S. : - Pas vraiment car l’enseignant n’a pas le temps de passer derrière chaque élève. De plus, je dispose d’une marge de manœuvre dont l’enseignant ne peut pas bénéficier : par exemple, je peux isoler un élève en le faisant travailler dans une salle à part, ou sur ordinateur, ou encore faire des recherches au CDI avec lui.

De plus, comme nous ne sommes pas des spécialistes de chaque matière, quand je réexplique une notion aux élèves, j’emploie souvent des termes plus simples et j’essaie de varier les approches du problème. L’élève est davantage en confiance car il est dans une relation individuelle et peut me poser des questions sans crainte des jugements.
- Justement, comment les autres élèves vous regardent-ils ? Ne sont-ils pas jaloux de l’aide que vous apportez à certains ?
S. : - On peut, si besoin, donner un coup de main à d’autres ! Il m’arrive de circuler dans la classe, par exemple, en cours d’orthographe, pour aider d’autres enfants à corriger leurs exercices. Mais il faut faire attention à ne pas se disperser. A priori, on nous a embauché pour les élèves à besoins spécifiques. Là, c’est aux professeurs, en particulier au professeur principal, de mener un travail d’explications avec les élèves. Mais, jusqu’à présent, je dois dire que les élèves acceptent bien ma présence.
- Et avec les enseignants, comment cela se passe-t-il ?
S. : - Plutôt bien car les enseignants qui réclament ma présence sont volontaires. Ceux qui ne me souhaitent pas dans leur classe (peut-être parce qu’ils sont gênés, qu’ils craignent que je ne juge leur travail…) ne font pas appel à moi. Je m’adapte aux demandes et à la personnalité de chacun.
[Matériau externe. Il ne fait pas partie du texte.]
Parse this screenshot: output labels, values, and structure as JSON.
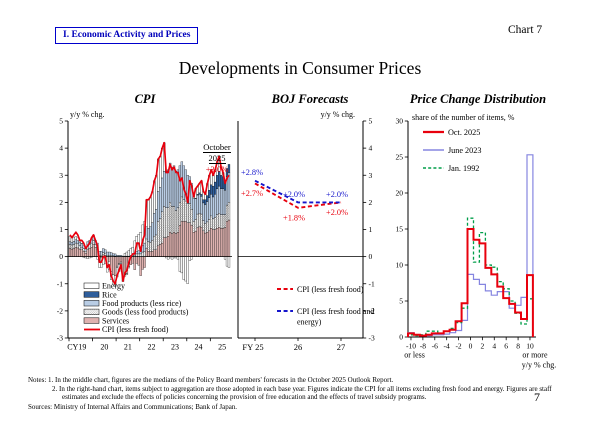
{
  "page": {
    "section_label": "I. Economic Activity and Prices",
    "chart_label": "Chart 7",
    "title": "Developments in Consumer Prices",
    "page_number": "7"
  },
  "notes": {
    "line1": "Notes:  1. In the middle chart, figures are the medians of the Policy Board members' forecasts in the October 2025 Outlook Report.",
    "line2": "2. In the right-hand chart, items subject to aggregation are those adopted in each base year. Figures indicate the CPI for all items excluding fresh food and energy. Figures are staff",
    "line3": "estimates and exclude the effects of policies concerning the provision of free education and the effects of travel subsidy programs.",
    "sources": "Sources: Ministry of Internal Affairs and Communications; Bank of Japan."
  },
  "chart_data": [
    {
      "type": "bar",
      "title": "CPI",
      "ylabel": "y/y % chg.",
      "ylim": [
        -3,
        5
      ],
      "x_labels": [
        "CY19",
        "20",
        "21",
        "22",
        "23",
        "24",
        "25"
      ],
      "months_start": "2019-01",
      "months_end": "2025-10",
      "october_annotation": {
        "line1": "October",
        "line2": "2025",
        "value": "+3.0%"
      },
      "stack_order": [
        4,
        3,
        2,
        1,
        0
      ],
      "series": [
        {
          "name": "Energy",
          "color": "#ffffff",
          "values": [
            0.2,
            0.18,
            0.15,
            0.12,
            0.1,
            0.05,
            0.02,
            -0.02,
            -0.05,
            -0.08,
            -0.05,
            -0.02,
            0.05,
            0.0,
            -0.1,
            -0.25,
            -0.35,
            -0.3,
            -0.25,
            -0.25,
            -0.3,
            -0.3,
            -0.35,
            -0.4,
            -0.35,
            -0.25,
            -0.1,
            0.0,
            0.1,
            0.15,
            0.2,
            0.25,
            0.3,
            0.45,
            0.55,
            0.6,
            0.65,
            0.75,
            0.8,
            1.0,
            1.05,
            1.1,
            1.15,
            1.2,
            1.25,
            1.2,
            1.15,
            1.1,
            1.05,
            -0.05,
            -0.1,
            -0.05,
            -0.1,
            -0.05,
            -0.05,
            -0.1,
            -0.55,
            -0.6,
            -0.85,
            -0.9,
            -1.0,
            -0.15,
            -0.1,
            0.05,
            0.35,
            0.3,
            0.35,
            0.5,
            0.3,
            0.2,
            0.45,
            0.55,
            0.55,
            0.4,
            0.45,
            0.5,
            0.55,
            0.3,
            0.15,
            -0.1,
            -0.35,
            -0.4
          ]
        },
        {
          "name": "Rice",
          "color": "#2f5e9b",
          "values": [
            0,
            0,
            0,
            0,
            0,
            0,
            0,
            0,
            0,
            0,
            0,
            0,
            0,
            0,
            0,
            0,
            0,
            0,
            0,
            0,
            0,
            0,
            0,
            0,
            0,
            0,
            0,
            0,
            0,
            0,
            0,
            0,
            0,
            0,
            0,
            0,
            0,
            0,
            0,
            0,
            0,
            0,
            0,
            0,
            0,
            0,
            0,
            0,
            0,
            0,
            0,
            0,
            0,
            0,
            0,
            0,
            0,
            0,
            0,
            0,
            0,
            0,
            0,
            0,
            0.02,
            0.03,
            0.05,
            0.08,
            0.12,
            0.18,
            0.22,
            0.28,
            0.35,
            0.4,
            0.45,
            0.5,
            0.55,
            0.5,
            0.45,
            0.35,
            0.3,
            0.3
          ]
        },
        {
          "name": "Food products (less rice)",
          "color": "#b9cde5",
          "values": [
            0.1,
            0.1,
            0.12,
            0.12,
            0.12,
            0.12,
            0.12,
            0.1,
            0.1,
            0.12,
            0.15,
            0.15,
            0.15,
            0.15,
            0.15,
            0.15,
            0.15,
            0.15,
            0.12,
            0.12,
            0.12,
            0.1,
            0.08,
            0.08,
            0.05,
            0.05,
            0.05,
            0.02,
            0.02,
            0.02,
            0.02,
            0.05,
            0.05,
            0.08,
            0.1,
            0.12,
            0.15,
            0.25,
            0.3,
            0.45,
            0.5,
            0.57,
            0.65,
            0.85,
            0.95,
            1.1,
            1.15,
            1.25,
            1.3,
            1.35,
            1.4,
            1.45,
            1.45,
            1.5,
            1.45,
            1.4,
            1.35,
            1.3,
            1.25,
            1.15,
            1.05,
            1.0,
            0.95,
            0.85,
            0.75,
            0.7,
            0.7,
            0.65,
            0.65,
            0.7,
            0.75,
            0.8,
            0.8,
            0.8,
            0.85,
            0.95,
            1.0,
            0.95,
            0.95,
            0.9,
            1.05,
            1.1
          ]
        },
        {
          "name": "Goods (less food products)",
          "color": "dots",
          "values": [
            0.15,
            0.15,
            0.15,
            0.15,
            0.15,
            0.12,
            0.1,
            0.1,
            0.08,
            0.15,
            0.15,
            0.15,
            0.15,
            0.12,
            0.1,
            0.05,
            0.05,
            0.08,
            0.08,
            0.05,
            0.05,
            0.05,
            0.03,
            0.02,
            -0.05,
            -0.05,
            -0.05,
            -0.05,
            -0.05,
            -0.05,
            -0.05,
            0.0,
            0.0,
            0.05,
            0.1,
            0.1,
            0.1,
            0.17,
            0.2,
            0.35,
            0.35,
            0.35,
            0.4,
            0.5,
            0.55,
            0.9,
            0.95,
            1.15,
            1.15,
            1.1,
            1.05,
            1.1,
            1.0,
            0.95,
            0.85,
            0.9,
            0.85,
            0.9,
            0.8,
            0.75,
            0.7,
            0.7,
            0.6,
            0.4,
            0.45,
            0.5,
            0.5,
            0.48,
            0.38,
            0.35,
            0.38,
            0.42,
            0.45,
            0.4,
            0.45,
            0.5,
            0.52,
            0.5,
            0.5,
            0.48,
            0.6,
            0.65
          ]
        },
        {
          "name": "Services",
          "color": "#dfb2b0",
          "values": [
            0.3,
            0.28,
            0.3,
            0.35,
            0.32,
            0.28,
            0.25,
            0.2,
            0.12,
            0.28,
            0.3,
            0.35,
            0.45,
            0.33,
            0.25,
            -0.15,
            -0.05,
            0.07,
            0.05,
            -0.32,
            -0.17,
            -0.55,
            -0.66,
            -0.7,
            -0.35,
            -0.25,
            -0.2,
            -0.87,
            -0.67,
            -0.62,
            -0.37,
            -0.3,
            -0.25,
            -0.48,
            -0.25,
            -0.32,
            -0.7,
            -0.47,
            -0.4,
            0.3,
            0.2,
            0.18,
            0.2,
            0.25,
            0.25,
            0.4,
            0.45,
            0.5,
            0.7,
            0.7,
            0.75,
            0.9,
            0.85,
            0.9,
            0.85,
            0.9,
            1.15,
            1.3,
            1.3,
            1.3,
            1.25,
            1.25,
            1.15,
            0.9,
            0.93,
            1.07,
            1.1,
            1.09,
            0.95,
            0.87,
            0.9,
            0.95,
            1.05,
            1.0,
            1.0,
            1.05,
            1.08,
            1.05,
            1.05,
            1.07,
            1.3,
            1.35
          ]
        }
      ],
      "line": {
        "name": "CPI (less fresh food)",
        "color": "#e8000d",
        "values": [
          0.8,
          0.7,
          0.8,
          0.9,
          0.8,
          0.6,
          0.6,
          0.5,
          0.3,
          0.4,
          0.5,
          0.7,
          0.8,
          0.6,
          0.4,
          -0.2,
          -0.2,
          0.0,
          0.0,
          -0.4,
          -0.3,
          -0.7,
          -0.9,
          -1.0,
          -0.7,
          -0.5,
          -0.3,
          -0.9,
          -0.6,
          -0.5,
          -0.2,
          0.0,
          0.1,
          0.1,
          0.5,
          0.5,
          0.2,
          0.6,
          0.8,
          2.1,
          2.1,
          2.2,
          2.4,
          2.8,
          3.0,
          3.6,
          3.7,
          4.0,
          4.2,
          3.1,
          3.1,
          3.4,
          3.2,
          3.3,
          3.1,
          3.1,
          2.8,
          2.9,
          2.5,
          2.3,
          2.0,
          2.8,
          2.6,
          2.2,
          2.5,
          2.6,
          2.7,
          2.8,
          2.4,
          2.3,
          2.7,
          3.0,
          3.2,
          3.0,
          3.2,
          3.5,
          3.7,
          3.3,
          3.1,
          2.7,
          2.9,
          3.0
        ]
      }
    },
    {
      "type": "line",
      "title": "BOJ Forecasts",
      "ylabel": "y/y % chg.",
      "ylim": [
        -3,
        5
      ],
      "x_labels": [
        "FY 25",
        "26",
        "27"
      ],
      "series": [
        {
          "name": "CPI (less fresh food)",
          "color": "#e8000d",
          "dash": "4,2.6",
          "values": [
            2.7,
            1.8,
            2.0
          ],
          "labels": [
            "+2.7%",
            "+1.8%",
            "+2.0%"
          ],
          "label_pos": "below"
        },
        {
          "name": "CPI (less fresh food and energy)",
          "name_line2": "energy)",
          "name_line1": "CPI (less fresh food and",
          "color": "#1515cc",
          "dash": "4,2.6",
          "values": [
            2.8,
            2.0,
            2.0
          ],
          "labels": [
            "+2.8%",
            "+2.0%",
            "+2.0%"
          ],
          "label_pos": "above"
        }
      ]
    },
    {
      "type": "step-histogram",
      "title": "Price Change Distribution",
      "ylabel": "share of the number of items, %",
      "ylim": [
        0,
        30
      ],
      "bin_start": -10,
      "bin_width": 1,
      "x_ticks": [
        -10,
        -8,
        -6,
        -4,
        -2,
        0,
        2,
        4,
        6,
        8,
        10
      ],
      "x_note_left": "or less",
      "x_note_right": "or more",
      "x_axis_label": "y/y % chg.",
      "series": [
        {
          "name": "June 2023",
          "color": "#8585e0",
          "dash": "none",
          "width": 1.2,
          "values": [
            0.6,
            0.3,
            0.2,
            0.2,
            0.3,
            0.3,
            0.4,
            0.6,
            0.9,
            2.3,
            8.7,
            8.0,
            7.3,
            6.4,
            5.8,
            6.3,
            6.3,
            4.0,
            4.4,
            5.5,
            25.3
          ]
        },
        {
          "name": "Jan. 1992",
          "color": "#009e49",
          "dash": "3,2.2",
          "width": 1.3,
          "values": [
            0.3,
            0.2,
            0.3,
            0.8,
            0.8,
            0.5,
            0.8,
            1.2,
            2.0,
            4.0,
            16.5,
            10.4,
            14.5,
            10.0,
            9.7,
            7.7,
            6.7,
            5.0,
            3.3,
            1.8,
            5.3
          ]
        },
        {
          "name": "Oct. 2025",
          "color": "#e8000d",
          "dash": "none",
          "width": 2,
          "values": [
            0.5,
            0.3,
            0.2,
            0.3,
            0.5,
            0.5,
            0.8,
            1.0,
            2.2,
            4.7,
            15.0,
            13.5,
            13.0,
            9.6,
            8.7,
            7.0,
            5.4,
            4.6,
            3.4,
            2.5,
            8.6
          ]
        }
      ],
      "legend_order": [
        "Oct. 2025",
        "June 2023",
        "Jan. 1992"
      ]
    }
  ]
}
On essaie d’échanger au maximum pour être constructifs et efficaces, mais ce n’est pas toujours facile car il n’y a aucune plage horaire prévue pour une concertation dans nos emplois du temps respectifs. On s’arrange donc souvent en début ou en fin de cours, voire dans les couloirs, entre deux portes ! C’est dommage…
- Que souhaiteriez-vous pour les futurs AVS ?
S. : - Qu’on leur propose d’abord une formation ! Il est très frustrant et destabilisant de vouloir aider un élève dont on perçoit les grandes difficultés sans vraiment savoir comment s’y prendre ! C’est le système D. On a le sentiment de « bricoler » alors que les pannes peuvent être très graves. Toute la bonne volonté du monde ne suffit pas toujours. Heureusement, les enseignants sont là pour nous rassurer. Une enseignante m’avouait l’autre jour : "Quand tu n’es pas là, ça se passe beaucoup moins bien ! ". C’est toujours bon de se savoir indispensable !
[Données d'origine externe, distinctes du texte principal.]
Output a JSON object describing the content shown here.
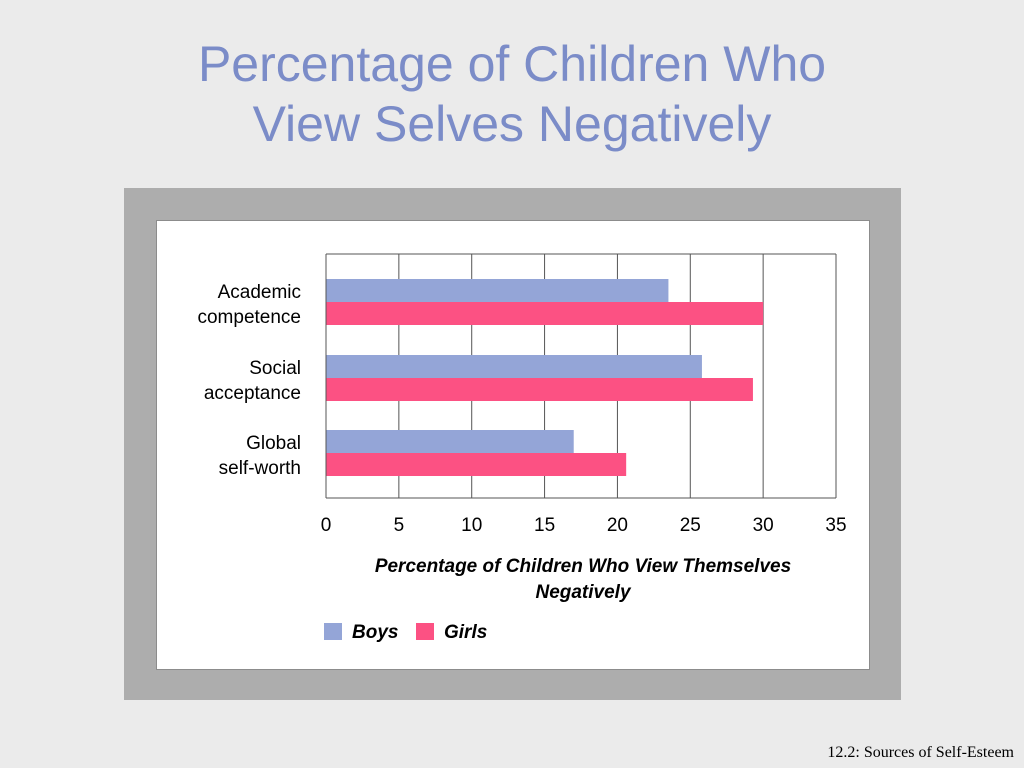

J’aimerais quand même ajouter qu’il existe des "formations" ou plutôt des réunions devrais-je dire, proposées aux nouveaux AVS, avec des échanges de pratique. Mais pour ce qui me concerne, on nous y a évoqué surtout de la théorie, des chiffres…, bref que des renseignements qu’on peut trouver dans des livres ou sur n’importe quel site Internet spécialisé…
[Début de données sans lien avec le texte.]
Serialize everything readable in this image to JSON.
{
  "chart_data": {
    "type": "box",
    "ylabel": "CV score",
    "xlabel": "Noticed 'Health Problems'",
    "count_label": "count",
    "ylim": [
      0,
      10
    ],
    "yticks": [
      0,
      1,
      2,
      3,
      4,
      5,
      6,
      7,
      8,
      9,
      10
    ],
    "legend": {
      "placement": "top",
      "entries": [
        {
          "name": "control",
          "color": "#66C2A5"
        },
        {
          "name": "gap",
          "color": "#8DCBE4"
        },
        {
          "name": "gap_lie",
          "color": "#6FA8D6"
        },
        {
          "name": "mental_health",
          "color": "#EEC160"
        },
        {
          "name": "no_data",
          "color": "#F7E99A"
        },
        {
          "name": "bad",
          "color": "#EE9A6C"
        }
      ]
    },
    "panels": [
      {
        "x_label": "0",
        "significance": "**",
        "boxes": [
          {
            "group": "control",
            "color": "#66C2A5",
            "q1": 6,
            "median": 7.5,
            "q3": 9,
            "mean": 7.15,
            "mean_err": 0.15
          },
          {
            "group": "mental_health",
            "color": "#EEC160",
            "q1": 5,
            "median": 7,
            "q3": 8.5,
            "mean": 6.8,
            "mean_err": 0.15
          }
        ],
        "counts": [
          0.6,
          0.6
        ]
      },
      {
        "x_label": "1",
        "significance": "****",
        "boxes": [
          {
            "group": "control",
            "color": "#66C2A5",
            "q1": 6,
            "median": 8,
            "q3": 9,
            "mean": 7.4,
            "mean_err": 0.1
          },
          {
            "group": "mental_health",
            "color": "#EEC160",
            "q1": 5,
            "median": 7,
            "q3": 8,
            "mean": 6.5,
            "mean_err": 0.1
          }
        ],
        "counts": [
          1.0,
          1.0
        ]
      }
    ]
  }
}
Des regroupements avec des spécialistes des troubles du langage, des orthophonistes, des personnes de terrain qui nous donneraient des « astuces » qu’elles appliquent pour aider ces élèves en difficultés. Voilà qui serait beaucoup plus intéressant.
J’ai également entendu dire que le nombre de postes d’AVS allait sûrement diminuer… Cette décision ne me paraît pas très judicieuse quand on demande aux enseignants de savoir gérer des classes de plus en plus hétérogènes avec de moins en moins de temps… A mon avis, le problème actuel de l’Education Nationale, c’est qu’on demande toujours plus, avec de moins en moins de moyens.

Quand on a des ambitions, encore faut-il s’en donner les moyens !!!